Despite some university leaders — including from Havre’s university — saying their documents are ready to go, the Montana Board of Regents have delayed taking action on the universities’ mission and vision statements set to be voted on during this weeks Board of Regents meeting in Havre.
“We are not sure we have allowed sufficient time for … the campuses to have the discussions and for feedback,” Sylvia Moore, deputy commissioner of higher education, said during the Regents meeting Thursday.
The Board of Regents had requested that all campuses write mission and vision statements similar to statements previously approved for Montana State University in Bozeman and the University of Montana in Missoula.
Moore said when UM and MSU submitted their proposed statements in September, they were sent back for revision as well.
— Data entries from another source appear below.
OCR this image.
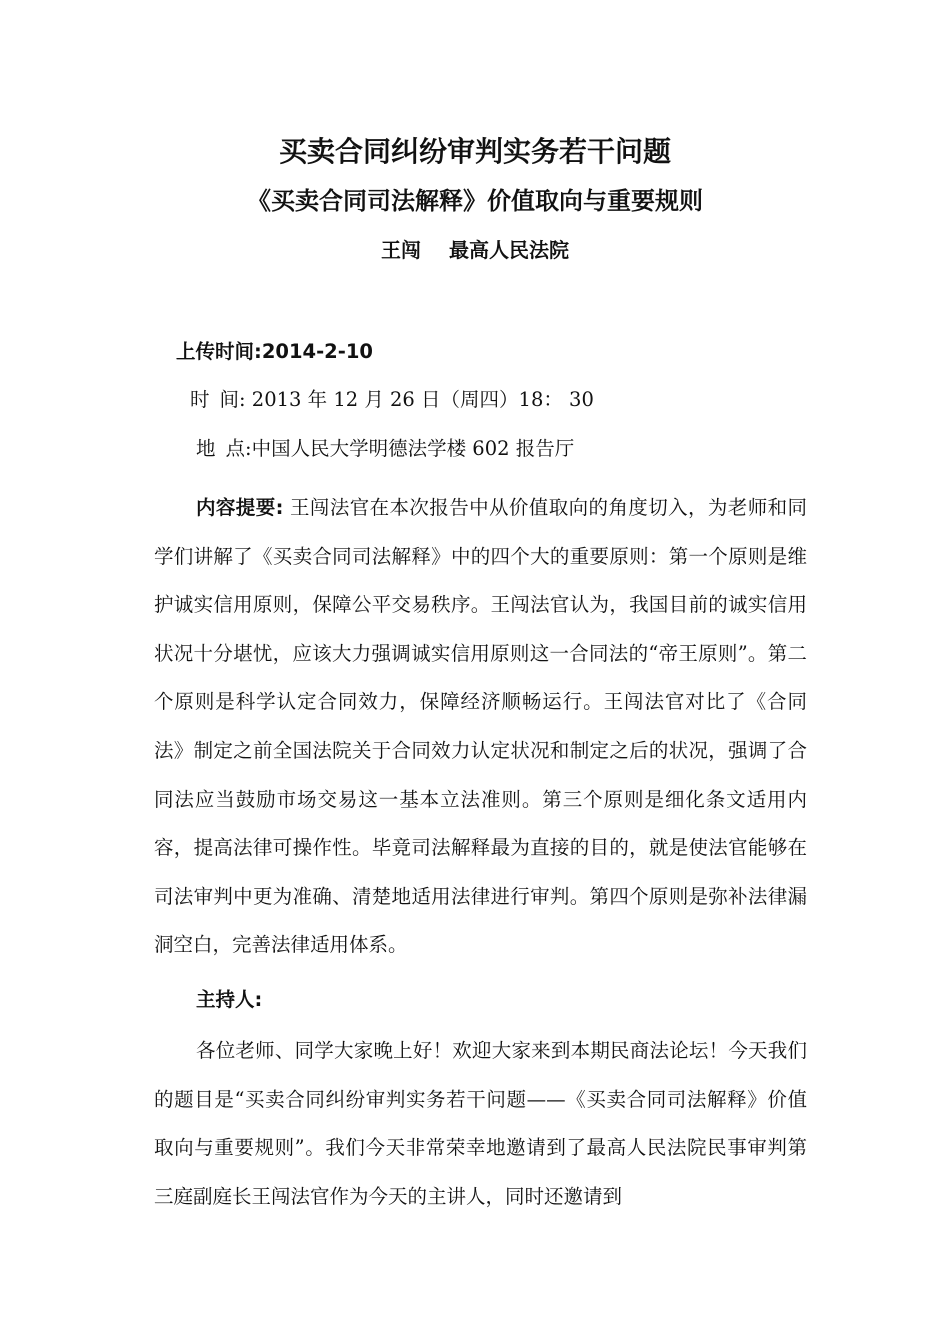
买卖合同纠纷审判实务若干问题
《买卖合同司法解释》价值取向与重要规则
王闯 最高人民法院
上传时间:2014-2-10
时 间: 2013 年 12 月 26 日（周四）18： 30
地 点:中国人民大学明德法学楼 602 报告厅

内容提要: 王闯法官在本次报告中从价值取向的角度切入，为老师和同学们讲解了《买卖合同司法解释》中的四个大的重要原则：第一个原则是维护诚实信用原则，保障公平交易秩序。王闯法官认为，我国目前的诚实信用状况十分堪忧，应该大力强调诚实信用原则这一合同法的“帝王原则”。第二个原则是科学认定合同效力，保障经济顺畅运行。王闯法官对比了《合同法》制定之前全国法院关于合同效力认定状况和制定之后的状况，强调了合同法应当鼓励市场交易这一基本立法准则。第三个原则是细化条文适用内容，提高法律可操作性。毕竟司法解释最为直接的目的，就是使法官能够在司法审判中更为准确、清楚地适用法律进行审判。第四个原则是弥补法律漏洞空白，完善法律适用体系。

主持人:

各位老师、同学大家晚上好！欢迎大家来到本期民商法论坛！今天我们的题目是“买卖合同纠纷审判实务若干问题——《买卖合同司法解释》价值取向与重要规则”。我们今天非常荣幸地邀请到了最高人民法院民事审判第三庭副庭长王闯法官作为今天的主讲人，同时还邀请到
But Montana State University- Northern Chancellor Frank Trocki said the Northern statement — a 17-page document including appendices describing the university, its role, characteristics and statewide contributions, intended to guide the system and the university and building on strengths and leadership roles Northern provides — is ready.
“I thought ours was complete,” Trocki said.
If there were concerns about the plan, Trocki said, he thought they would have been forwarded to the university.
As no issues or concerns were raised, he thought it was done.
“The assumption is, we did what we were asked to do, we filled in the blanks, we did talk, we communicated amongst ourselves, and we thought we put together a good piece of information.” He said if anything needs to be changed, the people with concerns should let Northern know, but if the regents were satisfied with the document Northern is ready to go ahead with it.
Chancellor Richard Storey of University of Montana-Western said much the same as Trocki.
“I really don’t have anything to add to what Chancellor Trocki said,” Storey said.
Western’s staff had worked together to write their statement, he said.
“We thought it was pretty well done,” Storey said.
Chancellor Bill Sexton of Montana State University- Billings said he believes the documents should be compared with each other before finalized.
“It’s right to do these independently, but they really will take on their full meaning when they are looked at and discussed in relationship with each other across the whole Montana University System,” he said.
Sexton said one issue to deal with through the mission and vision statements is the increasingly difficult financial situations facing the Montana University System.
“We are going to be under increasing and more and more severe budgetary constraints,” he said. “What are the tools we are actually going to have in the toolbox to deal with that?” He said the budget situation could lead to shifts on campuses, with some campuses placing a higher priority on some areas of program development than others. The extension of time to work on the statements would allow the different campuses to discuss that issue, he said.
“One of the challenges is trying to fold that in to how a particular campus sees their future, what it is they’re seeing changing in the community or the region they serve; what’s driving that, is it short-term or long-term,” he said.
Sexton said that as shifts take place the system will need to keep them aligned with each other.
“So that we can maximize the strengths of different campuses but still allow and nurture the strengths of different campuses that make them unique and allow them to develop, because we don’t want to lose that uniqueness,” he said.
Other actions by the Regents Thursday included tabling until today a discussion about whether to change administration of technical programs in Bozeman from the Montana State University-Great Falls College of Technology to Montana State University.
The Academic and Student Affairs Committee approved sending to the full Board proposals to allow Northern, MSUGreat Falls COT, MSU-Billings College of Technology and Montana Tech Col lege of Technology certificate and associate of applied science programs in sustainable energy technician. The proposal is part of the work of the campuses partnered in the wind energy technology consortium The Montana Wind Project.